Court not really into email: The members of the Supreme Court continue to communicate with one another through memos printed on ivory paper even as they face the prospect of hearing cases related to emerging technology and electronic snooping in the years to come, Justice Elena Kagan said Tuesday. The justices have a ways to go to understand technology such as Facebook, Twitter and even email, Kagan said in a conversation with Ted Widmer, a historian and librarian at Providence's Brown University who has been an adviser to Bill and Hillary Clinton. "The justices are not necessarily the most technologically sophisticated people," she said, adding that while clerks email one another, "The court hasn't really 'gotten to' email."
Acting head named to SBA: Jeanne Hulit, an official in the Small Business Administration has been named acting head of the agency. Hulit, the SBA's associate administrator in its Office of Capital Access, will take over from current SBA Administrator Karen Mills when Mills leaves her post later this month. A search for a permanent successor for Mills is continuing. Mills announced Hulit's appointment in a memo to the SBA staff that was released by the Washington-based agency's spokesman, Emily Cain. Hulit's office oversees the SBA's loan programs for small business. She has also served as a regional SBA administrator.
Mechanical issue cancels cruises: Celebrity Cruises announced Tuesday it was cancelling the remainder of a seven-night cruise to Alaska, plus four additional cruises, after mechanical issues forced a ship carrying more than 3,100 passengers and crew members to return to port in Ketchikan. The cruise line said in a statement that passengers on the current cruise on its Millennium ship would receive refunds of their cruise fares and chartered air travel home. It also said it was offering future cruise certificates for 100 percent of the fare paid for this cruise. The mechanical issues also forced the cancellation of cruises on the Millennium that were scheduled for Aug. 23, Aug. 30, Sept. 6 and Sept. 13, the company announced late Tuesday.

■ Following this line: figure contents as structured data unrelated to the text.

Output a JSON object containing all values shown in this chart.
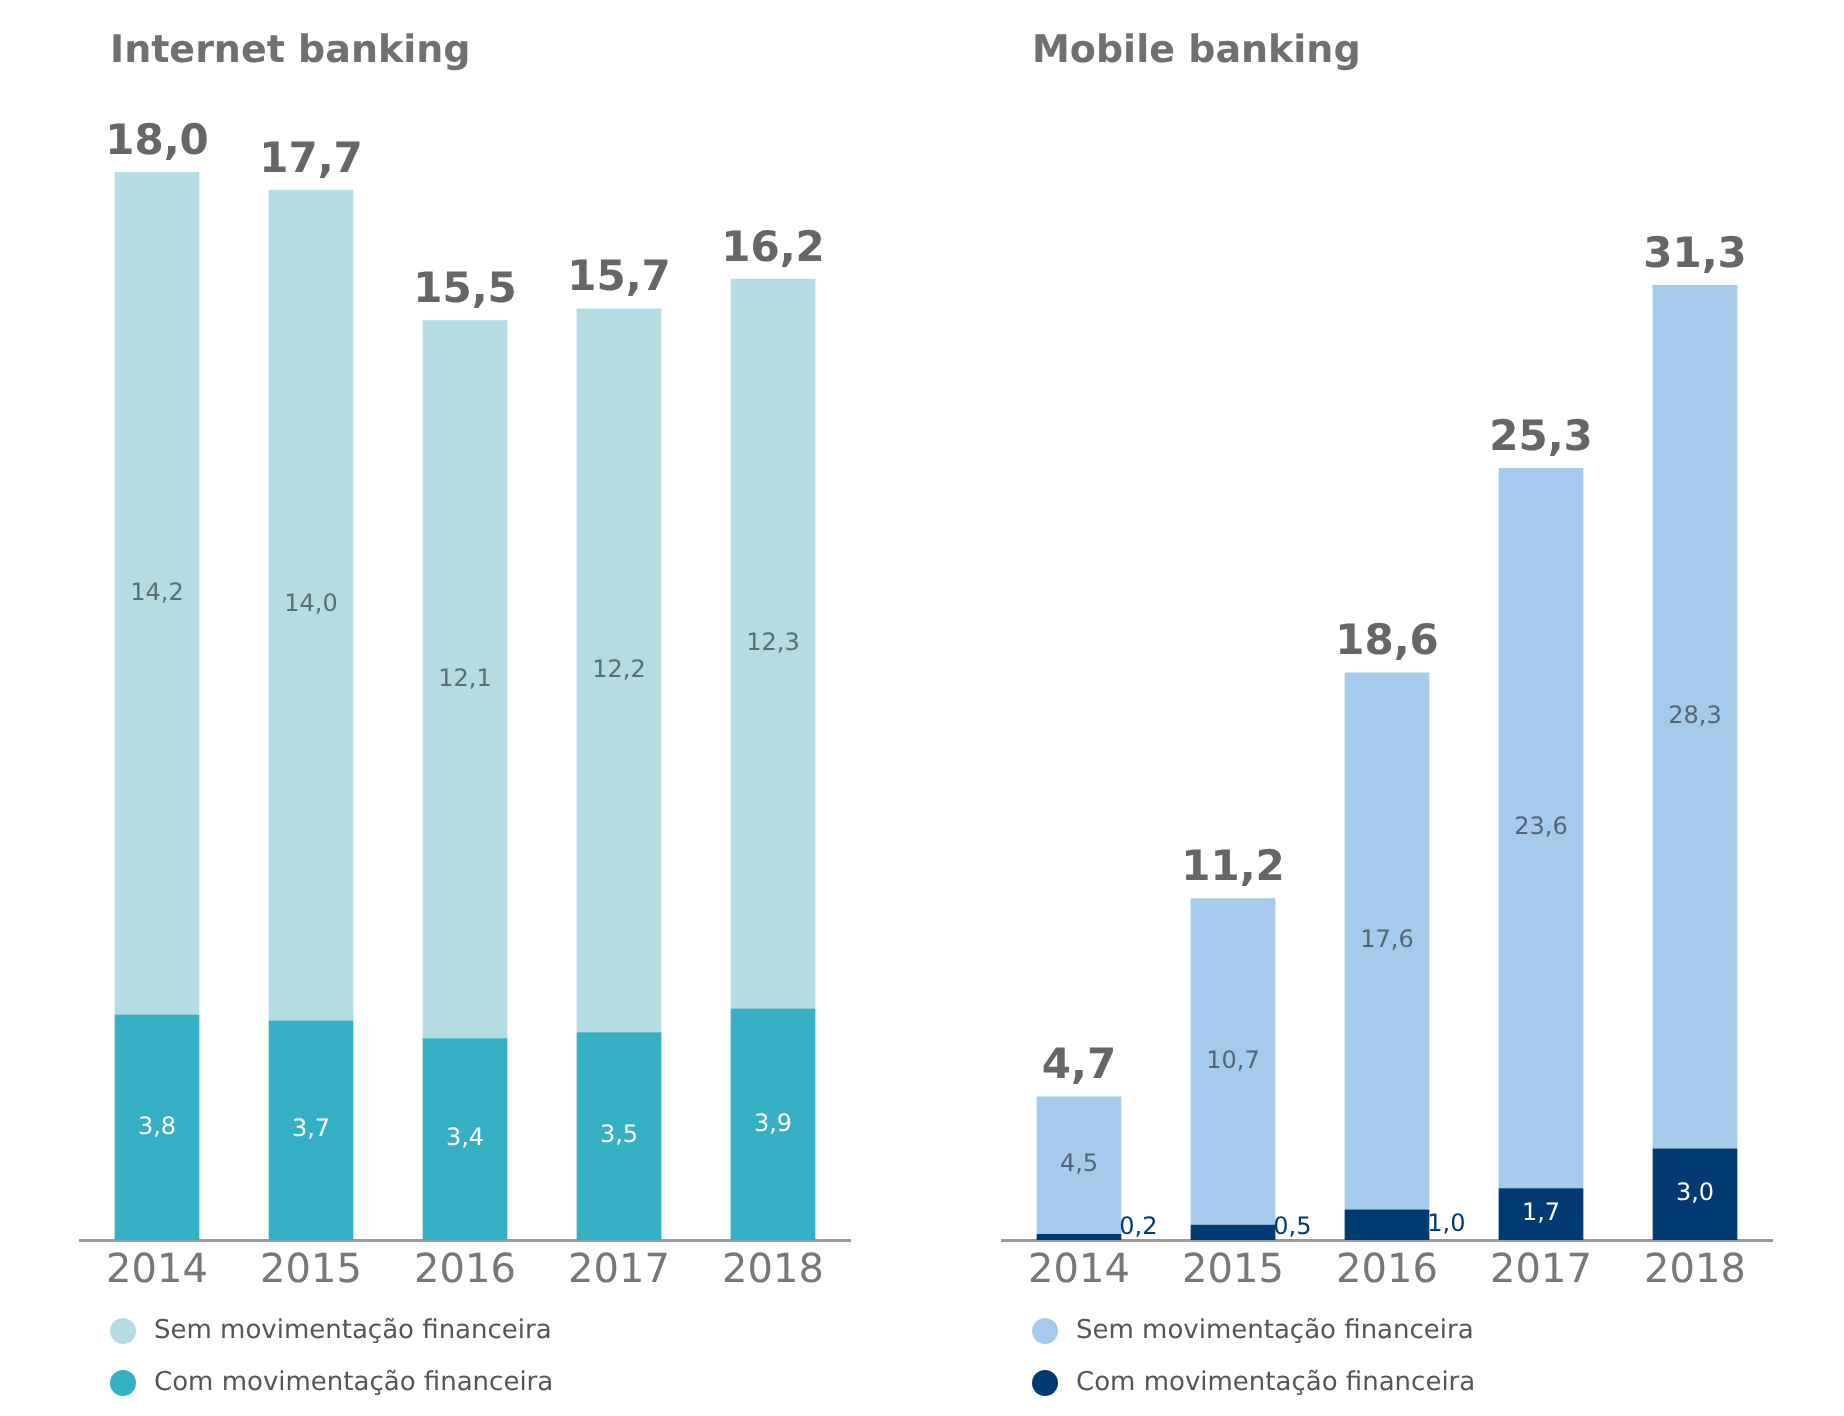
{
  "chart_data": [
    {
      "type": "bar",
      "title": "Internet banking",
      "stacked": true,
      "categories": [
        "2014",
        "2015",
        "2016",
        "2017",
        "2018"
      ],
      "series": [
        {
          "name": "Com movimentação financeira",
          "color": "#35b0c4",
          "values": [
            3.8,
            3.7,
            3.4,
            3.5,
            3.9
          ],
          "value_labels": [
            "3,8",
            "3,7",
            "3,4",
            "3,5",
            "3,9"
          ]
        },
        {
          "name": "Sem movimentação financeira",
          "color": "#b3dde3",
          "values": [
            14.2,
            14.0,
            12.1,
            12.2,
            12.3
          ],
          "value_labels": [
            "14,2",
            "14,0",
            "12,1",
            "12,2",
            "12,3"
          ]
        }
      ],
      "totals": [
        "18,0",
        "17,7",
        "15,5",
        "15,7",
        "16,2"
      ],
      "tick_labels": "x",
      "grid": false,
      "legend": "bottom"
    },
    {
      "type": "bar",
      "title": "Mobile banking",
      "stacked": true,
      "categories": [
        "2014",
        "2015",
        "2016",
        "2017",
        "2018"
      ],
      "series": [
        {
          "name": "Com movimentação financeira",
          "color": "#003a70",
          "values": [
            0.2,
            0.5,
            1.0,
            1.7,
            3.0
          ],
          "value_labels": [
            "0,2",
            "0,5",
            "1,0",
            "1,7",
            "3,0"
          ]
        },
        {
          "name": "Sem movimentação financeira",
          "color": "#a5cbec",
          "values": [
            4.5,
            10.7,
            17.6,
            23.6,
            28.3
          ],
          "value_labels": [
            "4,5",
            "10,7",
            "17,6",
            "23,6",
            "28,3"
          ]
        }
      ],
      "totals": [
        "4,7",
        "11,2",
        "18,6",
        "25,3",
        "31,3"
      ],
      "tick_labels": "x",
      "grid": false,
      "legend": "bottom"
    }
  ]
}
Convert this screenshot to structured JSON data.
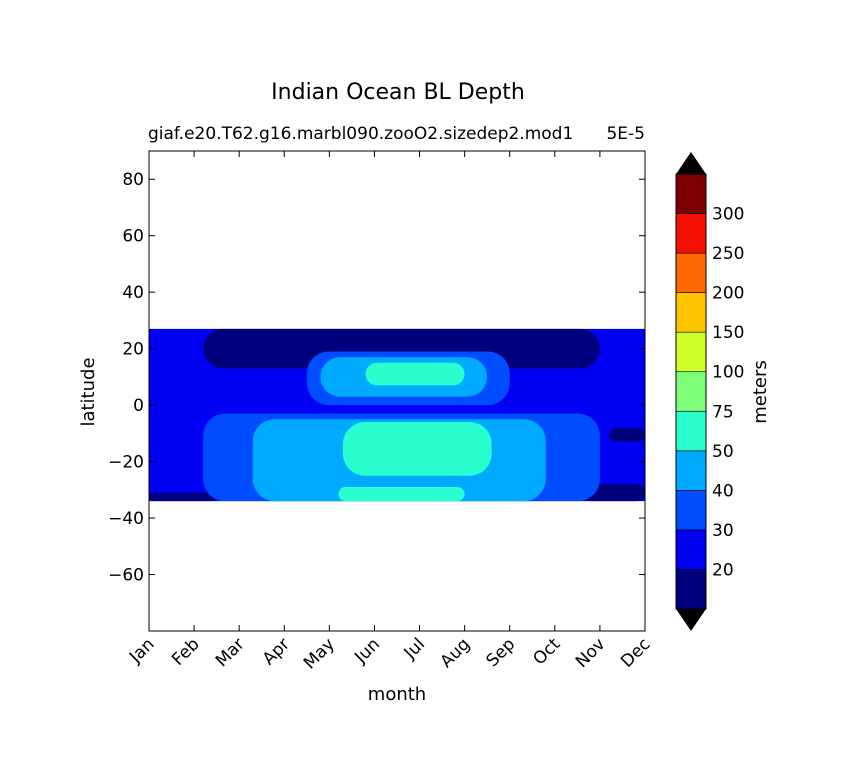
{
  "chart_data": {
    "type": "heatmap",
    "title": "Indian Ocean BL Depth",
    "subtitle_left": "giaf.e20.T62.g16.marbl090.zooO2.sizedep2.mod1",
    "subtitle_right": "5E-5",
    "xlabel": "month",
    "ylabel": "latitude",
    "x_categories": [
      "Jan",
      "Feb",
      "Mar",
      "Apr",
      "May",
      "Jun",
      "Jul",
      "Aug",
      "Sep",
      "Oct",
      "Nov",
      "Dec"
    ],
    "ylim": [
      -80,
      90
    ],
    "y_ticks": [
      80,
      60,
      40,
      20,
      0,
      -20,
      -40,
      -60
    ],
    "data_lat_range": [
      -34,
      27
    ],
    "grid": false,
    "colorbar": {
      "label": "meters",
      "levels": [
        20,
        30,
        40,
        50,
        75,
        100,
        150,
        200,
        250,
        300
      ],
      "tick_labels": [
        "20",
        "30",
        "40",
        "50",
        "75",
        "100",
        "150",
        "200",
        "250",
        "300"
      ],
      "colors": [
        "#00007f",
        "#0000f5",
        "#004cff",
        "#00aaff",
        "#29ffce",
        "#7dff7a",
        "#ceff29",
        "#ffc400",
        "#ff6800",
        "#f50f00",
        "#7f0000"
      ],
      "extend_low_color": "#000000",
      "extend_high_color": "#000000"
    },
    "regions": [
      {
        "level_index": 1,
        "months": [
          0,
          11
        ],
        "lat_range": [
          -34,
          27
        ]
      },
      {
        "level_index": 0,
        "months": [
          1.2,
          10
        ],
        "lat_range": [
          13,
          27
        ]
      },
      {
        "level_index": 0,
        "months": [
          1.6,
          3.2
        ],
        "lat_range": [
          -13,
          -4
        ]
      },
      {
        "level_index": 0,
        "months": [
          10.2,
          11
        ],
        "lat_range": [
          -13,
          -8
        ]
      },
      {
        "level_index": 0,
        "months": [
          0,
          1.5
        ],
        "lat_range": [
          -34,
          -31
        ]
      },
      {
        "level_index": 0,
        "months": [
          9.6,
          11
        ],
        "lat_range": [
          -34,
          -28
        ]
      },
      {
        "level_index": 2,
        "months": [
          3.5,
          8
        ],
        "lat_range": [
          0,
          19
        ]
      },
      {
        "level_index": 2,
        "months": [
          1.2,
          10
        ],
        "lat_range": [
          -34,
          -3
        ]
      },
      {
        "level_index": 3,
        "months": [
          3.8,
          7.5
        ],
        "lat_range": [
          3,
          17
        ]
      },
      {
        "level_index": 3,
        "months": [
          2.3,
          8.8
        ],
        "lat_range": [
          -34,
          -5
        ]
      },
      {
        "level_index": 4,
        "months": [
          4.8,
          7
        ],
        "lat_range": [
          7,
          15
        ]
      },
      {
        "level_index": 4,
        "months": [
          4.3,
          7.6
        ],
        "lat_range": [
          -25,
          -6
        ]
      },
      {
        "level_index": 4,
        "months": [
          4.2,
          7
        ],
        "lat_range": [
          -34,
          -29
        ]
      }
    ]
  }
}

Wants to question track security: Nearly a month after a train crash killed 79 people in Spain, Judge Luis Alaez, investigating the tragedy, said Tuesday he wants to question whoever is responsible for rail security in the area where the accident occurred as a suspect in the case. Attention has focused on driver Francisco Jose Garzon Amo's responsibility after he admitted he was going too fast when the July 24 crash occurred. He has been provisionally charged with multiple counts of negligent homicide.